La signature puis l'entrée en vigueur de l'accord conclu avec Jersey pourraient cependant conduire Guernesey à reprendre les négociations, et je ne doute pas que le bon sens finira par l'emporter.
M. Jean Chérioux. Je demande la parole.
M. le président. La parole est à M. Jean Chérioux.
M. Jean Chérioux. Je veux souligner le caractère très intéressant de ce débat au cours duquel a été évoqué le statut absolument extraordinaire des îles Anglo-Normandes.
J'ai entendu M. le rapporteur et notre collègue normand Jean-Pierre Godefroy dire que les îles Anglo-Normandes, qui sont soumises à un régime féodal, appartenaient à la Couronne britannique. Ce n'est pas tout à fait juste. Ce n'est pas en tant que reine d'Angleterre que celle-ci a un pouvoir dans les îles Anglo-Normandes mais parce qu'elle y est duchesse de Normandie. Peut-être notre collègue M. Godefroy ne voulait pas le souligner, car il était gêné de constater l'existence d'une autorité normande autre que la sienne dans cette région. (Sourires.)
M. le président. Personne ne demande plus la parole dans la discussion générale commune ?...
La discussion générale commune est close.

PROJET DE LOI N° 135

M. le président. Nous passons à la discussion de l'article unique du projet de loi n° 135.
« Article unique. - Est autorisée la ratification de l'accord entre la République française et le Royaume-Uni de Grande-Bretagne et d'Irlande du Nord relatif à l'établissement d'une ligne de délimitation maritime entre la France et Jersey, signé à Saint-Hélier le 4 juillet 2000, et dont le texte est annexé à la présente loi. »
Personne ne demande la parole ?...
Je mets aux voix l'article unique du projet de loi.

(Le projet de loi est adopté.)
M. le président.
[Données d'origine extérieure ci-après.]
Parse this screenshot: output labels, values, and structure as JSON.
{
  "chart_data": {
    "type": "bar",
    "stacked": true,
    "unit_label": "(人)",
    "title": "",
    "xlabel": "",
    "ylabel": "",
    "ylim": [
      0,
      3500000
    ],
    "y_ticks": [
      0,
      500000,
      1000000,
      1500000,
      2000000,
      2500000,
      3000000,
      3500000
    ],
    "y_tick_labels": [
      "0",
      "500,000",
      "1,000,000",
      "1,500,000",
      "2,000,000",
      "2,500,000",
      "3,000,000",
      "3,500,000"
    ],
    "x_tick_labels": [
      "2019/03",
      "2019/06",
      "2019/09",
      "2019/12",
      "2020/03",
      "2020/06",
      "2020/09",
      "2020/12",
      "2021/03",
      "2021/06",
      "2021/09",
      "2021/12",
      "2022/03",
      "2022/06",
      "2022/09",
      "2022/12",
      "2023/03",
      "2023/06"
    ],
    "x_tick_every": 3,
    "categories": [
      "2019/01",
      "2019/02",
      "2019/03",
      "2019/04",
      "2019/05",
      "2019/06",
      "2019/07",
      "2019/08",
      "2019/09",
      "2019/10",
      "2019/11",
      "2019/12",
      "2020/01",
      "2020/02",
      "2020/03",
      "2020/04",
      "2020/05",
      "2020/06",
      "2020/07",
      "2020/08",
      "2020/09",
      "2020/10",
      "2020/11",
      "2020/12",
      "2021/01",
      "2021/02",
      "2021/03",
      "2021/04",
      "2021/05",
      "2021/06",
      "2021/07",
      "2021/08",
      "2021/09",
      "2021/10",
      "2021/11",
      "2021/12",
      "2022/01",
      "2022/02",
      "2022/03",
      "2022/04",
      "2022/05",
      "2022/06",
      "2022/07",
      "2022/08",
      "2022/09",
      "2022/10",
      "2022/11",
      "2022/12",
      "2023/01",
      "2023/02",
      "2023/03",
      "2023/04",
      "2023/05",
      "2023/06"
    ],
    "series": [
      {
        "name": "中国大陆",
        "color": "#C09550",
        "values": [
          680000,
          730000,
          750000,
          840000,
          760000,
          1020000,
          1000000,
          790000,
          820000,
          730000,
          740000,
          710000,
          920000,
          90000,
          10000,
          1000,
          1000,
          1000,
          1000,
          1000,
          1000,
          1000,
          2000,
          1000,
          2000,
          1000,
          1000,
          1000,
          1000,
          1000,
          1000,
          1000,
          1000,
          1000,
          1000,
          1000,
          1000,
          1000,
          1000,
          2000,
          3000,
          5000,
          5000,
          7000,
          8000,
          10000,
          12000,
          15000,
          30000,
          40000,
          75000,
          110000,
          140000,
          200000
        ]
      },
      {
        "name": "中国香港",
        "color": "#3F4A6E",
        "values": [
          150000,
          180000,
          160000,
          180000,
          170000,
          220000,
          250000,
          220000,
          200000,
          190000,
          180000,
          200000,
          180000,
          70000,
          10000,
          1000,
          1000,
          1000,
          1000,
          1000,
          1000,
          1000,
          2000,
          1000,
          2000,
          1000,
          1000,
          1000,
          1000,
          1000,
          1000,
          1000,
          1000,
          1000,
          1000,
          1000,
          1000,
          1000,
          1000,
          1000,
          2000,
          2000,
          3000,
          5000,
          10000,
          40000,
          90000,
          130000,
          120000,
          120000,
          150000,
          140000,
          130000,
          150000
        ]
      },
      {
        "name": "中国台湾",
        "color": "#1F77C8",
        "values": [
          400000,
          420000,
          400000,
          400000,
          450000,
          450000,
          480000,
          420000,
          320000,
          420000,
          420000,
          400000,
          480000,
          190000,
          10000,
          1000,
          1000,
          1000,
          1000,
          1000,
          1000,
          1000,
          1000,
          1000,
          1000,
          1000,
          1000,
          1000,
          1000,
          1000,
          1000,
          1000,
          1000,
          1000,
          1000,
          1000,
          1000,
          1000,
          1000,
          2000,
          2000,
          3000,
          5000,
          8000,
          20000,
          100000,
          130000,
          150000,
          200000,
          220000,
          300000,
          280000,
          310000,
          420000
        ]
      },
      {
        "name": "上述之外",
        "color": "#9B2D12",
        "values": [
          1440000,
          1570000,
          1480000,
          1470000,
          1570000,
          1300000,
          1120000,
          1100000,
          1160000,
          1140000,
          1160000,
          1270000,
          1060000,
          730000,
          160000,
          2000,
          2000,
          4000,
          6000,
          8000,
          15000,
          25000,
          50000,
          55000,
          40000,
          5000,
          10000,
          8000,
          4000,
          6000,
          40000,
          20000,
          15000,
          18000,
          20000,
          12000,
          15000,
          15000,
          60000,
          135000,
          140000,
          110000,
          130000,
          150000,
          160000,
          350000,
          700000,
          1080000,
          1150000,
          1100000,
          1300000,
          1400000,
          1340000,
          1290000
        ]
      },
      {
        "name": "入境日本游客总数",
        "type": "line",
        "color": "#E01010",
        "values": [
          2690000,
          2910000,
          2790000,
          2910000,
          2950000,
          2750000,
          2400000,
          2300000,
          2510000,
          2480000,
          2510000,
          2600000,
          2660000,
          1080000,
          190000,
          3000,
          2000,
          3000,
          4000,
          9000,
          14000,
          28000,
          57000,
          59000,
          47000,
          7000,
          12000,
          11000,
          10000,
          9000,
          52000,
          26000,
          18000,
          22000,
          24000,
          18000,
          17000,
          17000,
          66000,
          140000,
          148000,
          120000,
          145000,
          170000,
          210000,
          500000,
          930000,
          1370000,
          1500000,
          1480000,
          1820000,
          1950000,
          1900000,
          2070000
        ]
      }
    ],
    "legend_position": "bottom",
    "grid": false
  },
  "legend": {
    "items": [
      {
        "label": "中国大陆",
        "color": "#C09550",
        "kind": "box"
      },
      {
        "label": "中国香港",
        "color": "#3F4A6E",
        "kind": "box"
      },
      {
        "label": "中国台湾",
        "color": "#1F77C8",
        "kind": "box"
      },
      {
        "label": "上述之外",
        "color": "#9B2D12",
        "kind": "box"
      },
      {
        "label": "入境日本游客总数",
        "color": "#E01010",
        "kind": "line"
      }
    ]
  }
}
Je constate que ce texte a été adopté à l'unanimité.

PROJET DE LOI N° 136

M. le président. Nous passons à la discussion de l'article unique du projet de loi n° 136.
« Article unique. - Est autorisée la ratification de l'accord relatif à la pêche dans la baie de Granville entre la République française et le Royaume-Uni de Grande-Bretagne et d'Irlande du Nord (ensemble quatre échanges de notes), signé à Saint-Hélier le 4 juillet 2000, et dont le texte est annexé à la présente loi. »
Personne ne demande la parole ?...
Je mets aux voix l'article unique du projet de loi.

(Le projet de loi est adopté.)
M. le président. Je constate que ce texte a été adopté à l'unanimité.